Compiler technology has evolved significantly since the birth of the Lisp Machine. Many of the problems that the micro-code of the Lisp Machine solved for the compiler writer can now be dealt with. The RISC revolution, which depends on a super-simple instruction set for its phenomenal execution rate, has forced the compiler writer to deal with similar problems, even in conventional languages. But the companies that market Lisp on RISC machines (perhaps begrudgingly) admit that despite their hardware technology lag, Lisp Machines are still competitive or surpass the latest RISC implementations in both Lisp benchmarks and, more often, high-end Lisp applications.
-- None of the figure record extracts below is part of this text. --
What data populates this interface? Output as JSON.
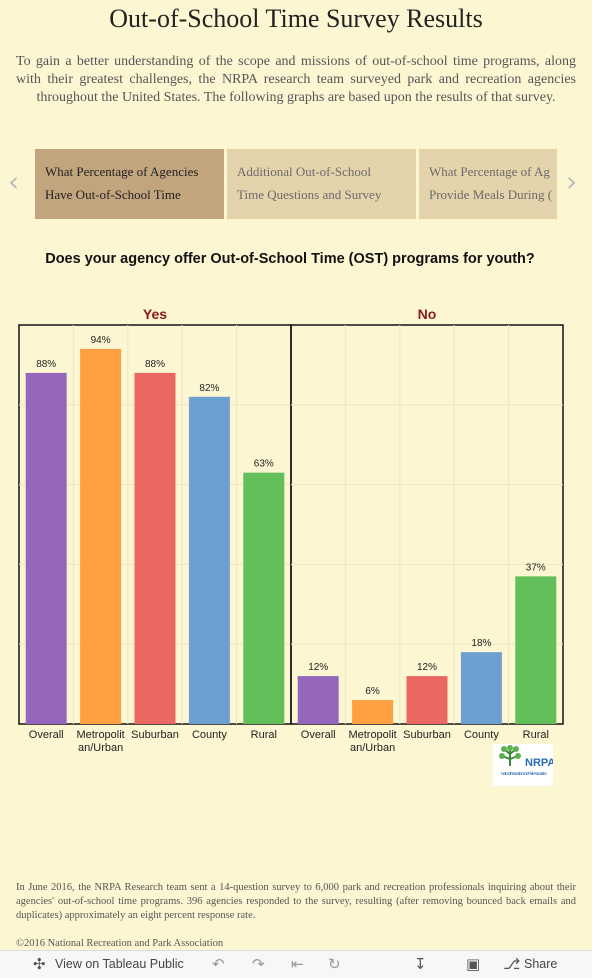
{
  "page": {
    "title": "Out-of-School Time Survey Results",
    "intro": "To gain a better understanding of the scope and missions of out-of-school time programs, along with their greatest challenges, the NRPA research team surveyed park and recreation agencies throughout the United States. The following graphs are based upon the results of that survey.",
    "footnote": "In June 2016, the NRPA Research team sent a 14-question survey to 6,000 park and recreation professionals inquiring about their agencies' out-of-school time programs. 396 agencies responded to the survey, resulting (after removing bounced back emails and duplicates) approximately an eight percent response rate.",
    "copyright": "©2016 National Recreation and Park Association"
  },
  "story_nav": {
    "prev_icon": "chevron-left-icon",
    "next_icon": "chevron-right-icon",
    "points": [
      {
        "line1": "What Percentage of Agencies",
        "line2": "Have Out-of-School Time",
        "active": true
      },
      {
        "line1": "Additional Out-of-School",
        "line2": "Time Questions and Survey",
        "active": false
      },
      {
        "line1": "What Percentage of Ag",
        "line2": "Provide Meals During (",
        "active": false
      }
    ]
  },
  "logo": {
    "text": "NRPA",
    "subtext": "National Recreation and Park Association",
    "icon": "tree-icon"
  },
  "chart_data": {
    "type": "bar",
    "title": "Does your agency offer Out-of-School Time (OST) programs for youth?",
    "ylim": [
      0,
      100
    ],
    "grid": true,
    "unit": "%",
    "categories": [
      "Overall",
      "Metropolitan/Urban",
      "Suburban",
      "County",
      "Rural"
    ],
    "category_lines": [
      [
        "Overall"
      ],
      [
        "Metropolit",
        "an/Urban"
      ],
      [
        "Suburban"
      ],
      [
        "County"
      ],
      [
        "Rural"
      ]
    ],
    "colors": {
      "Overall": "#9467bd",
      "Metropolitan/Urban": "#ff9f40",
      "Suburban": "#eb6761",
      "County": "#6e9fd1",
      "Rural": "#62bf5a"
    },
    "panel_label_color": "#8b1a1a",
    "panels": [
      {
        "label": "Yes",
        "values": [
          88,
          94,
          88,
          82,
          63
        ]
      },
      {
        "label": "No",
        "values": [
          12,
          6,
          12,
          18,
          37
        ]
      }
    ]
  },
  "toolbar": {
    "view_label": "View on Tableau Public",
    "share_label": "Share",
    "icons": [
      "tableau-icon",
      "undo-icon",
      "redo-icon",
      "revert-icon",
      "refresh-icon",
      "download-icon",
      "fullscreen-icon",
      "share-icon"
    ]
  }
}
Today, most RISC hardware architectures support either large register sets or register windows, which bear great similarity to a stack cache. Close examination of some of the newest RISC architectures will reveal support for tagged data, to efficiently implement generic arithmetic operations. Architecture research papers continue to evaluate the merits of read and write "barriers", pioneered by Lisp Machine garbage collectors to track object references and speed automatic storage reclamation, and "fast traps" to allow expeditious handling of exceptional conditions in a manner similar to the Lisp Machine instruction emulation.

The current commercial versions of the Lisp machine have reached about the level of integration that floating-point and vector co-processors had in the early 80's. It remains to be seen if they will end up as simply a footnote in the history of Lisp, or if they will continue to evolve and their best ideas live on as an integral part of future commercial computer hardware.
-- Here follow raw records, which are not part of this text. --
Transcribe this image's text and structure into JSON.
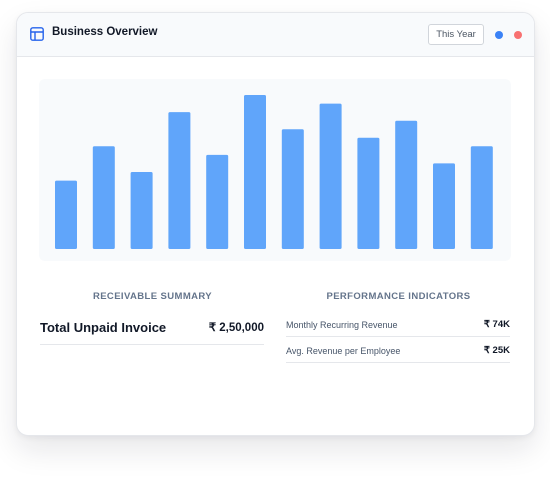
{
  "header": {
    "title": "Business Overview",
    "period_button": "This Year",
    "indicator_colors": [
      "#3b82f6",
      "#f87171"
    ]
  },
  "chart_data": {
    "type": "bar",
    "values": [
      40,
      60,
      45,
      80,
      55,
      90,
      70,
      85,
      65,
      75,
      50,
      60
    ],
    "color": "#60a5fa",
    "grid": false,
    "axes_visible": false
  },
  "receivable": {
    "heading": "RECEIVABLE SUMMARY",
    "label": "Total Unpaid Invoice",
    "value": "₹ 2,50,000"
  },
  "performance": {
    "heading": "PERFORMANCE INDICATORS",
    "items": [
      {
        "label": "Monthly Recurring Revenue",
        "value": "₹ 74K"
      },
      {
        "label": "Avg. Revenue per Employee",
        "value": "₹ 25K"
      }
    ]
  }
}
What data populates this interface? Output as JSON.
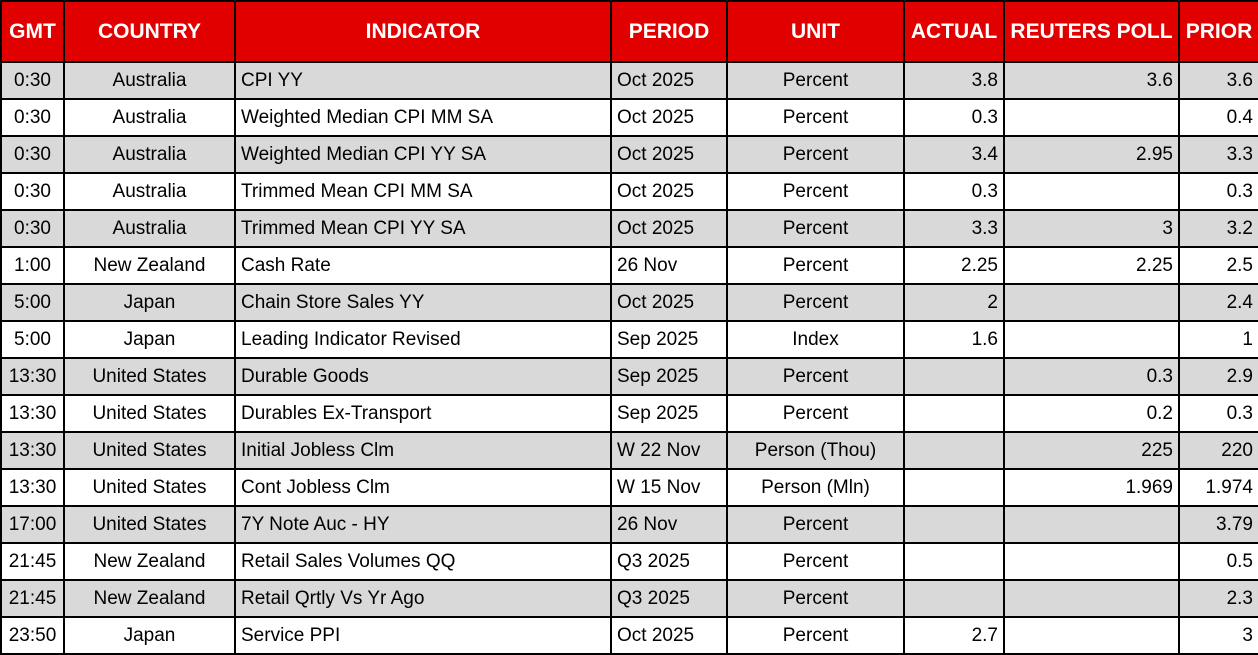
{
  "colors": {
    "header_bg": "#e10000",
    "header_text": "#ffffff",
    "row_alt_bg": "#d9d9d9",
    "row_bg": "#ffffff",
    "border_color": "#000000",
    "text_color": "#000000"
  },
  "table": {
    "columns": [
      {
        "key": "gmt",
        "label": "GMT"
      },
      {
        "key": "country",
        "label": "COUNTRY"
      },
      {
        "key": "indicator",
        "label": "INDICATOR"
      },
      {
        "key": "period",
        "label": "PERIOD"
      },
      {
        "key": "unit",
        "label": "UNIT"
      },
      {
        "key": "actual",
        "label": "ACTUAL"
      },
      {
        "key": "reuters_poll",
        "label": "REUTERS POLL"
      },
      {
        "key": "prior",
        "label": "PRIOR"
      }
    ],
    "rows": [
      {
        "gmt": "0:30",
        "country": "Australia",
        "indicator": "CPI YY",
        "period": "Oct 2025",
        "unit": "Percent",
        "actual": "3.8",
        "reuters_poll": "3.6",
        "prior": "3.6"
      },
      {
        "gmt": "0:30",
        "country": "Australia",
        "indicator": "Weighted Median CPI MM SA",
        "period": "Oct 2025",
        "unit": "Percent",
        "actual": "0.3",
        "reuters_poll": "",
        "prior": "0.4"
      },
      {
        "gmt": "0:30",
        "country": "Australia",
        "indicator": "Weighted Median CPI YY SA",
        "period": "Oct 2025",
        "unit": "Percent",
        "actual": "3.4",
        "reuters_poll": "2.95",
        "prior": "3.3"
      },
      {
        "gmt": "0:30",
        "country": "Australia",
        "indicator": "Trimmed Mean CPI MM SA",
        "period": "Oct 2025",
        "unit": "Percent",
        "actual": "0.3",
        "reuters_poll": "",
        "prior": "0.3"
      },
      {
        "gmt": "0:30",
        "country": "Australia",
        "indicator": "Trimmed Mean CPI YY SA",
        "period": "Oct 2025",
        "unit": "Percent",
        "actual": "3.3",
        "reuters_poll": "3",
        "prior": "3.2"
      },
      {
        "gmt": "1:00",
        "country": "New Zealand",
        "indicator": "Cash Rate",
        "period": "26 Nov",
        "unit": "Percent",
        "actual": "2.25",
        "reuters_poll": "2.25",
        "prior": "2.5"
      },
      {
        "gmt": "5:00",
        "country": "Japan",
        "indicator": "Chain Store Sales YY",
        "period": "Oct 2025",
        "unit": "Percent",
        "actual": "2",
        "reuters_poll": "",
        "prior": "2.4"
      },
      {
        "gmt": "5:00",
        "country": "Japan",
        "indicator": "Leading Indicator Revised",
        "period": "Sep 2025",
        "unit": "Index",
        "actual": "1.6",
        "reuters_poll": "",
        "prior": "1"
      },
      {
        "gmt": "13:30",
        "country": "United States",
        "indicator": "Durable Goods",
        "period": "Sep 2025",
        "unit": "Percent",
        "actual": "",
        "reuters_poll": "0.3",
        "prior": "2.9"
      },
      {
        "gmt": "13:30",
        "country": "United States",
        "indicator": "Durables Ex-Transport",
        "period": "Sep 2025",
        "unit": "Percent",
        "actual": "",
        "reuters_poll": "0.2",
        "prior": "0.3"
      },
      {
        "gmt": "13:30",
        "country": "United States",
        "indicator": "Initial Jobless Clm",
        "period": "W 22 Nov",
        "unit": "Person (Thou)",
        "actual": "",
        "reuters_poll": "225",
        "prior": "220"
      },
      {
        "gmt": "13:30",
        "country": "United States",
        "indicator": "Cont Jobless Clm",
        "period": "W 15 Nov",
        "unit": "Person (Mln)",
        "actual": "",
        "reuters_poll": "1.969",
        "prior": "1.974"
      },
      {
        "gmt": "17:00",
        "country": "United States",
        "indicator": "7Y Note Auc - HY",
        "period": "26 Nov",
        "unit": "Percent",
        "actual": "",
        "reuters_poll": "",
        "prior": "3.79"
      },
      {
        "gmt": "21:45",
        "country": "New Zealand",
        "indicator": "Retail Sales Volumes QQ",
        "period": "Q3 2025",
        "unit": "Percent",
        "actual": "",
        "reuters_poll": "",
        "prior": "0.5"
      },
      {
        "gmt": "21:45",
        "country": "New Zealand",
        "indicator": "Retail Qrtly Vs Yr Ago",
        "period": "Q3 2025",
        "unit": "Percent",
        "actual": "",
        "reuters_poll": "",
        "prior": "2.3"
      },
      {
        "gmt": "23:50",
        "country": "Japan",
        "indicator": "Service PPI",
        "period": "Oct 2025",
        "unit": "Percent",
        "actual": "2.7",
        "reuters_poll": "",
        "prior": "3"
      }
    ]
  }
}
[1]For example, in `C' the answer to (1-2/3)*3 is either 3 (!) or perhaps 0.99999994, in Lisp it is 1; in `C' the answer to 2147483647+2147483647 is -2 (!), in Lisp it is 4294967294. Because `C' is transparent to implementation detail, it may be that some `C' implementations will give the right answer (or a different wrong answer) for these particular examples; nonetheless, the programmer's task is often more difficult because of this transparency. Lisp also has finite limits in its implementation, but they are usually large enough to not be of practical importance.

[2]It is amusing to realize that a machine of this size and price was ever considered a work-station.

[3]An investment term meaning the company is in a single market and can be expected to track that market's fortunes more closely than a diversified company might.